In this example, we convert the point dictionary into a JSON-string, using json.dumps() and the DeepHyper-aware JSONEncoder class. To ensure the entire JSON-string is parsed as a single command-line argument, we escape it in single-quotes using the Python standard library function shlex.quote().

Run like usual!

We can now run HPS like before, but passing the add_task() function in place of the run() function to DeepHyper.

$ deephyper balsam-submit hps test_hps3 -p polynome2.problem.Problem -r polynome2.addtask.add_task \
  -t 30 -q debug-cache-quad -n 4 -A datascience -j mpi

Communicating through the Balsam database

The preceding example specifically avoided loading Balsam in model_run.py to illustrate the concepts of linking DeepHyper to a model running in a completely different programming environment. In that case, the most portable way to communicate between DeepHyper and the model is via command-line arguments and file I/O.

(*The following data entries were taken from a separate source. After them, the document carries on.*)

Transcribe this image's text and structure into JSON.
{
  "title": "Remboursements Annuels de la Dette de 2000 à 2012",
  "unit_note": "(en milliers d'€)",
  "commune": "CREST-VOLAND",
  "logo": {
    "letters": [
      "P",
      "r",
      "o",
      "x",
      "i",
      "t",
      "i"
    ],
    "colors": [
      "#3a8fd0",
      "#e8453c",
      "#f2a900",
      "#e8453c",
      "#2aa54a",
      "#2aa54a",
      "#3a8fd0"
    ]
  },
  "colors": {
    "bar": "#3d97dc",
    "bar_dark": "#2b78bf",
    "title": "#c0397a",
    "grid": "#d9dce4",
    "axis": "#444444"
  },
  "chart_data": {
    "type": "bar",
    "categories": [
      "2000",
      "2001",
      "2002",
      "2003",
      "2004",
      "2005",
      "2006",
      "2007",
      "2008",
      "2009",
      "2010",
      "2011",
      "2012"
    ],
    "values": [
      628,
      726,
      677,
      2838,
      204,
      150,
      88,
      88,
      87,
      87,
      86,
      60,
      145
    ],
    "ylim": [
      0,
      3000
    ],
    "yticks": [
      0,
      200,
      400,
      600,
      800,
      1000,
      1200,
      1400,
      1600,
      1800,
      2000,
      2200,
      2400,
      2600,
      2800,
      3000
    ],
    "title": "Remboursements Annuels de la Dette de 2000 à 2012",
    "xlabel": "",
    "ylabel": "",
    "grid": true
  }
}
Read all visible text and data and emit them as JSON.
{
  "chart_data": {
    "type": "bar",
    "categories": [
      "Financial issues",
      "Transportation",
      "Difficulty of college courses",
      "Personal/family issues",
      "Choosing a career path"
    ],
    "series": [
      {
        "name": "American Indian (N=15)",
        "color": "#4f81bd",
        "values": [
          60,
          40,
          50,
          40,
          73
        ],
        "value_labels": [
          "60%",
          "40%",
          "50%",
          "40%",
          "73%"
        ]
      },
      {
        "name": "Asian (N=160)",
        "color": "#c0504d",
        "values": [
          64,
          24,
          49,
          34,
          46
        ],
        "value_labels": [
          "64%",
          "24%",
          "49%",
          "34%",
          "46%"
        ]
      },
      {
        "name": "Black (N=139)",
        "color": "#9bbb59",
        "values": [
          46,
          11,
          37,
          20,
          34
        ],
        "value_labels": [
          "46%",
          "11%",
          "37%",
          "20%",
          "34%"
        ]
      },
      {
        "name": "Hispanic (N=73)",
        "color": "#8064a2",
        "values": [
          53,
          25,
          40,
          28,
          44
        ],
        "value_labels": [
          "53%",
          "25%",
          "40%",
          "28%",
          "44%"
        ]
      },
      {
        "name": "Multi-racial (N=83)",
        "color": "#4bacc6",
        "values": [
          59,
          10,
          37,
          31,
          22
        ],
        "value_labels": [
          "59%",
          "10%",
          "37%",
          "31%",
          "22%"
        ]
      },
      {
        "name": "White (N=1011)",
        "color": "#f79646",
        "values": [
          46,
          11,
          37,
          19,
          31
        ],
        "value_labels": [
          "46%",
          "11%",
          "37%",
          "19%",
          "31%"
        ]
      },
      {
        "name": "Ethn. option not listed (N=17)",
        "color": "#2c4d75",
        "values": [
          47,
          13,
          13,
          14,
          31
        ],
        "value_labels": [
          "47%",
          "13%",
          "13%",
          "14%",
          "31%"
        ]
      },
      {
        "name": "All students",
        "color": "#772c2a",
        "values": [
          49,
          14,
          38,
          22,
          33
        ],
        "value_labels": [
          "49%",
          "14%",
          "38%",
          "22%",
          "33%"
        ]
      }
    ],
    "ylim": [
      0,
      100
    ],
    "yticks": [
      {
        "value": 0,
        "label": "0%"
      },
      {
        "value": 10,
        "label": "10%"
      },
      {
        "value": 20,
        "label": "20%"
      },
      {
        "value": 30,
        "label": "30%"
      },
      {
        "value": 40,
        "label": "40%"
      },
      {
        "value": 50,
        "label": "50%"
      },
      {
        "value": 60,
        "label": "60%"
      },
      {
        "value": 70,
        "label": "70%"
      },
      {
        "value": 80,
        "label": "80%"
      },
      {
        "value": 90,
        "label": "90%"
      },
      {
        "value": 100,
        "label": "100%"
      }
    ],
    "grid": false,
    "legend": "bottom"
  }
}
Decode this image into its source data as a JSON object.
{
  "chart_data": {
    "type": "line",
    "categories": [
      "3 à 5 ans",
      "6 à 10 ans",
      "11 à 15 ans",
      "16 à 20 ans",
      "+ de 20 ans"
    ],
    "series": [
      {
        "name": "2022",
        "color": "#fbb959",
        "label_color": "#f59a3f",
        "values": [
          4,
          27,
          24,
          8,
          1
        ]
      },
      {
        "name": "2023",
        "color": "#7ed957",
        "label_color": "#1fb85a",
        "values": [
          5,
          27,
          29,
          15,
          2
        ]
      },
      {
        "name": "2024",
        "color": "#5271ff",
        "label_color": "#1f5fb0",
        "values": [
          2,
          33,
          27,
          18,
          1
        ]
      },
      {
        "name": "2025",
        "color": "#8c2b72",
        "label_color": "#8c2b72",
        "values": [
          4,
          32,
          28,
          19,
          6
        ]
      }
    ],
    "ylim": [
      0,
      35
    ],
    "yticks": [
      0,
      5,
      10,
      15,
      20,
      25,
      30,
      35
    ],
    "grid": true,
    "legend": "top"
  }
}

In case your model runs in Python 3.7, it is straightforward to install Balsam and link to the job database directly from the model execution code. Then, models can read parameters and write results directly to the Balsam database, using the data attribute of the current job (balsam.launcher.dag.current_job). addtask.py would changes as follows:

polynome2/addtask_balsam.py
 1
 2
 3
 4
 5
 6
 7
 8
 9
10
11
12
13
14
15
16
17
18
19
20
21
22
23
24
25
26
27
28
29
30
import json
import os
import sys
import shlex

from balsam.core.models import BalsamJob, ApplicationDefinition
from deephyper.benchmark import balsamjob_spec, to_encodable

app_name = "run_poly2"
here = os.path.dirname(os.path.abspath(__file__))
script_path = os.path.join(here, "model_run.py")
app_cmd = f'{sys.executable} {script_path}'

app, created = ApplicationDefinition.objects.get_or_create(
    name = app_name,
    defaults={'executable': app_cmd}
)
if not created:
    app.executable = app_cmd
    app.save()

@balsamjob_spec
def add_task(point):
    job = BalsamJob(
        application = app_name,
        data = {'point': to_encodable(point)},
        num_nodes = 1,
        ranks_per_node = 1,
    )
    return job

Notice the import of deephyper.benchmark.to_encodable, which is used to convert numpy arrays and other DeepHyper data types from the point dictionary into a JSON-encodable format. The corresponding if __name__ == "__main__" block of model_run.py would then read the hyperparameters directly out the database and write the objective back, as follows:

polynome2/model_run_balsam.py
 1
 2
 3
 4
 5
 6
 7
 8
 9
10
11
12
13

    HISTORY = history.history

    return history.history["val_r2"][-1]


if __name__ == "__main__":
    from balsam.launcher.dag import current_job

    point = current_job.data["point"]
    objective = run(point)
    current_job.data["dh_objective"] = objective
    current_job.save()

Notice the dh_objective parameter set in the database. This overrides the search of DH-OUTPUT in the standard output stream and allows DeepHyper to retrieve the objective directly from the task database.